# Reduced ring

In ring theory, a ring R is called a reduced ring if it has no non-zero nilpotent elements. Equivalently, a ring is reduced if it has no non-zero elements with square zero, that is, x2 = 0 implies x = 0. A commutative algebra over a commutative ring is called a reduced algebra if its underlying ring is reduced.

The nilpotent elements of a commutative ring R form an ideal of R, called the nilradical of R; therefore a commutative ring is reduced if and only if its nilradical is zero. Moreover, a commutative ring is reduced if and only if the only element contained in all prime ideals is zero.

A quotient ring R/I is reduced if and only if I is a radical ideal.

Let D be the set of all zerodivisors in a reduced ring R. Then D is the union of all minimal prime ideals.[1]

## Examples and non-examples

• Subrings, products, and localizations of reduced rings are again reduced rings.
• The ring of integers Z is a reduced ring. Every field and every polynomial ring over a field (in arbitrarily many variables) is a reduced ring.
• More generally, every integral domain is a reduced ring since a nilpotent element is a fortiori a zero divisor. On the other hand, not every reduced ring is an integral domain. For example, the ring Z[x, y]/(xy) contains x + (xy) and y + (xy) as zero divisors, but no non-zero nilpotent elements. As another example, the ring Z×Z contains (1,0) and (0,1) as zero divisors, but contains no non-zero nilpotent elements.
• The ring Z/6Z is reduced, however Z/4Z is not reduced: The class 2 + 4Z is nilpotent. In general, Z/nZ is reduced if and only if n = 0 or n is a square-free integer.
• If R is a commutative ring and N is the nilradical of R, then the quotient ring R/N is reduced.
• A commutative ring R of characteristic p for some prime number p is reduced if and only if its Frobenius endomorphism is injective. (cf. perfect field.)

## Generalizations

Reduced rings play an elementary role in algebraic geometry, where this concept is generalized to the concept of a reduced scheme.

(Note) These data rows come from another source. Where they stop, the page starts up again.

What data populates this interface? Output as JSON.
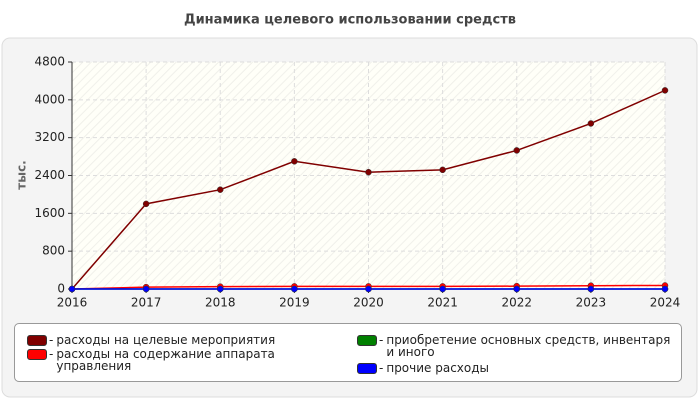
{
  "chart_data": {
    "type": "line",
    "title": "Динамика целевого использовании средств",
    "y_label": "тыс.",
    "x": [
      2016,
      2017,
      2018,
      2019,
      2020,
      2021,
      2022,
      2023,
      2024
    ],
    "xlim": [
      2016,
      2024
    ],
    "xticks": [
      2016,
      2017,
      2018,
      2019,
      2020,
      2021,
      2022,
      2023,
      2024
    ],
    "ylim": [
      0,
      4800
    ],
    "yticks": [
      0,
      800,
      1600,
      2400,
      3200,
      4000,
      4800
    ],
    "grid": true,
    "legend_separator": "-",
    "series": [
      {
        "name": "расходы на целевые мероприятия",
        "color": "#800000",
        "values": [
          0,
          1800,
          2100,
          2700,
          2470,
          2520,
          2930,
          3500,
          4200
        ]
      },
      {
        "name": "расходы на содержание аппарата управления",
        "color": "#ff0000",
        "values": [
          0,
          40,
          50,
          55,
          55,
          55,
          60,
          70,
          75
        ]
      },
      {
        "name": "приобретение основных средств, инвентаря и иного",
        "color": "#008000",
        "values": [
          0,
          0,
          0,
          0,
          0,
          0,
          0,
          0,
          0
        ]
      },
      {
        "name": "прочие расходы",
        "color": "#0000ff",
        "values": [
          0,
          0,
          0,
          0,
          0,
          0,
          0,
          0,
          0
        ]
      }
    ]
  }
}
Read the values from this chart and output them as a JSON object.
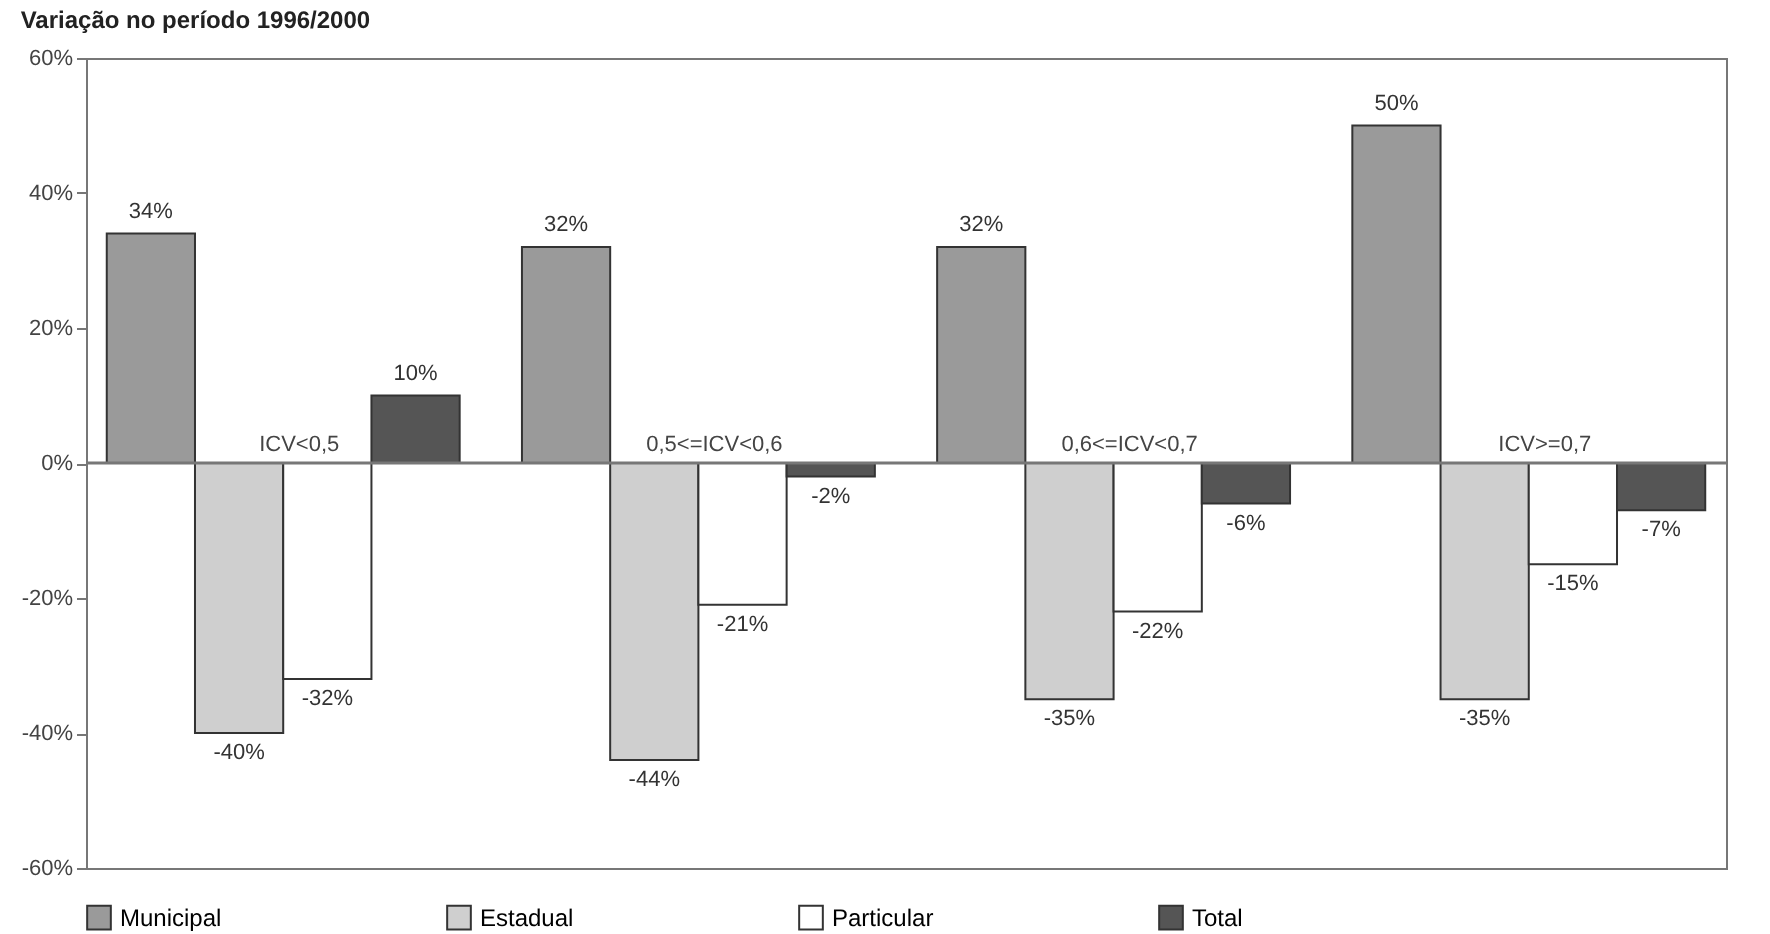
{
  "chart_data": {
    "type": "bar",
    "title": "Variação no período 1996/2000",
    "categories": [
      "ICV<0,5",
      "0,5<=ICV<0,6",
      "0,6<=ICV<0,7",
      "ICV>=0,7"
    ],
    "series": [
      {
        "name": "Municipal",
        "color": "#9a9a9a",
        "values": [
          34,
          32,
          32,
          50
        ],
        "value_labels": [
          "34%",
          "32%",
          "32%",
          "50%"
        ]
      },
      {
        "name": "Estadual",
        "color": "#cfcfcf",
        "values": [
          -40,
          -44,
          -35,
          -35
        ],
        "value_labels": [
          "-40%",
          "-44%",
          "-35%",
          "-35%"
        ]
      },
      {
        "name": "Particular",
        "color": "#ffffff",
        "values": [
          -32,
          -21,
          -22,
          -15
        ],
        "value_labels": [
          "-32%",
          "-21%",
          "-22%",
          "-15%"
        ]
      },
      {
        "name": "Total",
        "color": "#555555",
        "values": [
          10,
          -2,
          -6,
          -7
        ],
        "value_labels": [
          "10%",
          "-2%",
          "-6%",
          "-7%"
        ]
      }
    ],
    "ylim": [
      -60,
      60
    ],
    "yticks": [
      {
        "value": -60,
        "label": "-60%"
      },
      {
        "value": -40,
        "label": "-40%"
      },
      {
        "value": -20,
        "label": "-20%"
      },
      {
        "value": 0,
        "label": "0%"
      },
      {
        "value": 20,
        "label": "20%"
      },
      {
        "value": 40,
        "label": "40%"
      },
      {
        "value": 60,
        "label": "60%"
      }
    ],
    "grid": false,
    "legend": "bottom"
  }
}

1. ^ Proof: let $\mathfrak{p}_i$ be all the (possibly zero) minimal prime ideals.
$D \subset \cup \mathfrak{p}_i:$ Let x be in D. Then xy = 0 for some nonzero y. Since R is reduced, (0) is the intersection of all $\mathfrak{p}_i$ and thus y is not in some $\mathfrak{p}_i$. Since xy is in all $\mathfrak{p}_j$; in particular, in $\mathfrak{p}_i$, x is in $\mathfrak{p}_i$.
$D \supset \mathfrak{p}_i:$ (stolen from Kaplansky, commutative rings, Theorem 84). We drop the subscript i. Let $S = \{ xy | x \in R - D, y \in R - \mathfrak{p} \}$. S is multiplicatively closed and so we can consider the localization $R \to R[S^{-1}]$. Let $\mathfrak{q}$ be the pre-image of a maximal ideal. Then $\mathfrak{q}$ is contained in both D and $\mathfrak{p}$ and by minimality $\mathfrak{q} = \mathfrak{p}$. (This direction is immediate if R is Noetherian by the theory of associated primes.)